ALBANY — With arms folded, Rufus McDuffie orders several members of his basketball team to the baseline.

He never yells or raises his voice, but when the players run to the other end, touch the opposite baseline and run back, the drill is meant to serve as punishment.

“You know if I didn’t love you, I wouldn’t make you run,” McDuffie tells them. “You have nine seconds and you better not be late.”

Then he turns the team mistake into a teachable moment.

“When the ball is ahead of you on defense, that’s how fast you need to run because you have to catch up,” he said.

After stops at Valdosta High School, Washington County and Walker (Ala.), McDuffie is happy to be back in Southwest Georgia after leading Mitchell-Baker to five state titles and three state runner-up finishes in his coaching career with the Eagles that spanned from 1982-2002.

He will attempt to provide some stability to a Dougherty boys program, becoming the fourth coach in as many years.

McDuffie’s resume commands respect and he has gotten it during voluntary summer workouts.

“He means business,” said Isreal Shead, a starter last season. “We need to respect what he’s trying to do to help us.”

McDuffie’s up-tempo style has been welcomed along with his defensive strategy.

“If you don’t know how to play defense, you won’t be on the floor,” Jamie Williams said.

And the legendary coach has his own rules. On Thursday when a player missed a shot, then yelled profanity, McDuffie seemed irritated. He immediately called the player to the side of the court, asked him to repeat what he said and then told him to give him 20 push-ups.

“I don’t talk that way, so my players aren’t going to either,” McDuffie said.

The Baxley, Ga. native is still in good enough shape to play basketball with his team and still is an avid tennis player. He hopes he can stay at Dougherty for a long time.

“I still enjoy it,” he said. “I think we can compete. I’m looking forward to working hard. As long as I feel good doing it, I’m going to go for a while.”

McDuffie’s approach has been well-received. He spoke positively about former coach Ty Randolph’s system and hopes to continue building the foundation that was started. The Trojans started strong last season before a pair of violations concerning ineligible transfer players forced the program to forfeit 17 of their games.

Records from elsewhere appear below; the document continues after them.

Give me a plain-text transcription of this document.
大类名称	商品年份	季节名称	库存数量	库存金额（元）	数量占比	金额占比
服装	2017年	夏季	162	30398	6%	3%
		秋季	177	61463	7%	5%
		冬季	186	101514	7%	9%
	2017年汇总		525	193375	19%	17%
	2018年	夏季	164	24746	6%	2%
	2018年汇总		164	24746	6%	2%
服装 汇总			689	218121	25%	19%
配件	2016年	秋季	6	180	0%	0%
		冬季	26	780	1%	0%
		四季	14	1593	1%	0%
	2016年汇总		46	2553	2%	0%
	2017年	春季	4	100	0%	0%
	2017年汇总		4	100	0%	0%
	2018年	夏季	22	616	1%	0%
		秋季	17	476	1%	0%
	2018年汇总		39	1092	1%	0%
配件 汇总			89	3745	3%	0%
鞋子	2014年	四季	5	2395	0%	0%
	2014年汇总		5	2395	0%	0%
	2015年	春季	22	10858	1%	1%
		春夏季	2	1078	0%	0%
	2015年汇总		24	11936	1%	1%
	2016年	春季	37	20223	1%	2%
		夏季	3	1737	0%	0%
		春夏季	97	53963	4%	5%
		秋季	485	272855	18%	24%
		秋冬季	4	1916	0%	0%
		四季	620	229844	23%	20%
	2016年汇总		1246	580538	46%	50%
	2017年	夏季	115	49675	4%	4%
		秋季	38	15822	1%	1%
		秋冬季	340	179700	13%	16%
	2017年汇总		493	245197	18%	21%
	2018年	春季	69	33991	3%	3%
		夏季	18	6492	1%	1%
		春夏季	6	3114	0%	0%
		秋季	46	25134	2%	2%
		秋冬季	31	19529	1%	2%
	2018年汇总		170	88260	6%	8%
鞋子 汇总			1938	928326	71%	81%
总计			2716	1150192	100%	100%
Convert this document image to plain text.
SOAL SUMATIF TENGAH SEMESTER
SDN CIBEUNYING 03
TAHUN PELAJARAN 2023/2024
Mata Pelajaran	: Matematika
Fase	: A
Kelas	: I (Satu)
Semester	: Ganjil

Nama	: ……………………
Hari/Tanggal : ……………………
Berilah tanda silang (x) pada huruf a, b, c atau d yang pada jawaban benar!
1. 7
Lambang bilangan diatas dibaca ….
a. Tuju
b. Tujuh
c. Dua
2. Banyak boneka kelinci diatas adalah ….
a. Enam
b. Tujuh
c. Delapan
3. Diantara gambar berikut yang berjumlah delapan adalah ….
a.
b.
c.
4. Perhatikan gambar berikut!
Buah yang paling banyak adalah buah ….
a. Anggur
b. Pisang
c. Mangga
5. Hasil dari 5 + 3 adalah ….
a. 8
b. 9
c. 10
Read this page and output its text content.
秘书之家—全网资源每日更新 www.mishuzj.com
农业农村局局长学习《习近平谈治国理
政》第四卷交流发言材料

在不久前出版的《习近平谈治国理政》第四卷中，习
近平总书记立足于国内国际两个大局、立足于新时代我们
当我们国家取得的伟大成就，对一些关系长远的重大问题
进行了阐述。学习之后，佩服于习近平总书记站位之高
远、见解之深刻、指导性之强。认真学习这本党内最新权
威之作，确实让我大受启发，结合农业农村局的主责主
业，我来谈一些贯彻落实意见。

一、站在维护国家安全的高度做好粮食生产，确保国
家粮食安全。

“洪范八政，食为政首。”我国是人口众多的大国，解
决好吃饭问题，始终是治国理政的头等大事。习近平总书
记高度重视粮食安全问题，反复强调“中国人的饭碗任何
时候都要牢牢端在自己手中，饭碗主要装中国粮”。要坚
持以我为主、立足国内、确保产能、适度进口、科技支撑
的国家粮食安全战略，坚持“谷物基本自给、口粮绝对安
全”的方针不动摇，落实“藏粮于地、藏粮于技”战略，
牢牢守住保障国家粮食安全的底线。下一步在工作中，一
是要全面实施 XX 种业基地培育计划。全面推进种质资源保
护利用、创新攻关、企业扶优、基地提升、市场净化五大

The Georgia High School Association then banned the school from the playoffs for the 2016-17 season for violations that also included illegal practices. Randolph then resigned after the season.

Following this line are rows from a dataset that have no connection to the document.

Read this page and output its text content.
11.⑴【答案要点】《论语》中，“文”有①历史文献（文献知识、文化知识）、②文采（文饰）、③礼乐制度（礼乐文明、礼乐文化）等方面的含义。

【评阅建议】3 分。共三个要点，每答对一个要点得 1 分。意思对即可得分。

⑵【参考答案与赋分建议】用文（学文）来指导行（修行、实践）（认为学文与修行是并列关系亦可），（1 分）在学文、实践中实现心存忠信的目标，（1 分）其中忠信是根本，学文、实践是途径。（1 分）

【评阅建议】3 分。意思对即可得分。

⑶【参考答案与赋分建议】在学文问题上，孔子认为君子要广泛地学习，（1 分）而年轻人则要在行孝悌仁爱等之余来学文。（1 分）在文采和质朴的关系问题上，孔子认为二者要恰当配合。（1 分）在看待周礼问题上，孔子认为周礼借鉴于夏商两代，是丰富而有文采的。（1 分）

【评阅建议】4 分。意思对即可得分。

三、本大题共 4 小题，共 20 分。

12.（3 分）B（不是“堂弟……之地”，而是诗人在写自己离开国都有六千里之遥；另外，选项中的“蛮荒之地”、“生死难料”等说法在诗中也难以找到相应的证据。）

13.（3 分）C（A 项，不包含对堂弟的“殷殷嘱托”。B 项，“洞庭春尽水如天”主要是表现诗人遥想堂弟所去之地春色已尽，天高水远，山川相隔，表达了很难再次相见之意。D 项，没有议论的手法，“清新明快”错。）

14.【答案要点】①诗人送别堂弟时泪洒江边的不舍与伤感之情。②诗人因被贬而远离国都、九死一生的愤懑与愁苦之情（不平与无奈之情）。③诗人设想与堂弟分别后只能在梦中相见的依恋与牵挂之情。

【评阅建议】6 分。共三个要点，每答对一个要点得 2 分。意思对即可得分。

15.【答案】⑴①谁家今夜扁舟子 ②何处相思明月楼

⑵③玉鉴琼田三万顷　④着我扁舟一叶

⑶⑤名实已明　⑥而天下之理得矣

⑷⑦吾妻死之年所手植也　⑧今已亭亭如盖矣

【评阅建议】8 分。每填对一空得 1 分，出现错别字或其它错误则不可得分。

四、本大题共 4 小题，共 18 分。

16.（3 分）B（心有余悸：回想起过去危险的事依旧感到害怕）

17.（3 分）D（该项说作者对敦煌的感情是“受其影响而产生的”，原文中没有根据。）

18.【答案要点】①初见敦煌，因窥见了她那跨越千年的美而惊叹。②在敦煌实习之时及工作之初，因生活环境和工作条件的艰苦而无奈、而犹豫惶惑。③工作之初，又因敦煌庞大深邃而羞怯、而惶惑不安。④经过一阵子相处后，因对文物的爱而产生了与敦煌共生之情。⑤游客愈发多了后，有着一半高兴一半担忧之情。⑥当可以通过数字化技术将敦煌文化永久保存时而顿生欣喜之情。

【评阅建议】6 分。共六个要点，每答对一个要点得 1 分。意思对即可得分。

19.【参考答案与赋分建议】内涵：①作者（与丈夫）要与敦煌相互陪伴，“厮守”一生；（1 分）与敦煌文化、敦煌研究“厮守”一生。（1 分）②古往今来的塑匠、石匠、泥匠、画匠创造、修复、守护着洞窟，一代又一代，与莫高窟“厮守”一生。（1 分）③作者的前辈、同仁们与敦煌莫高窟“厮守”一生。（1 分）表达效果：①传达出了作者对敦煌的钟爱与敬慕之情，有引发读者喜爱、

But Dougherty isn’t looking back. The Trojans are looking forward to seeing where McDuffie’s guidance can take them.

“He’s experienced,” Dralandius Davis said. “We know where we want to go and we’re hoping he can take us there.”

McDuffie started at Dougherty on April 4 and already knows the player’s names. After two weeks of summer workouts, he has been pleased with what he has seen.

“These guys are learning how we want to play,” McDuffie said. “When they learn how we want to do things, we’ll be able to compete.”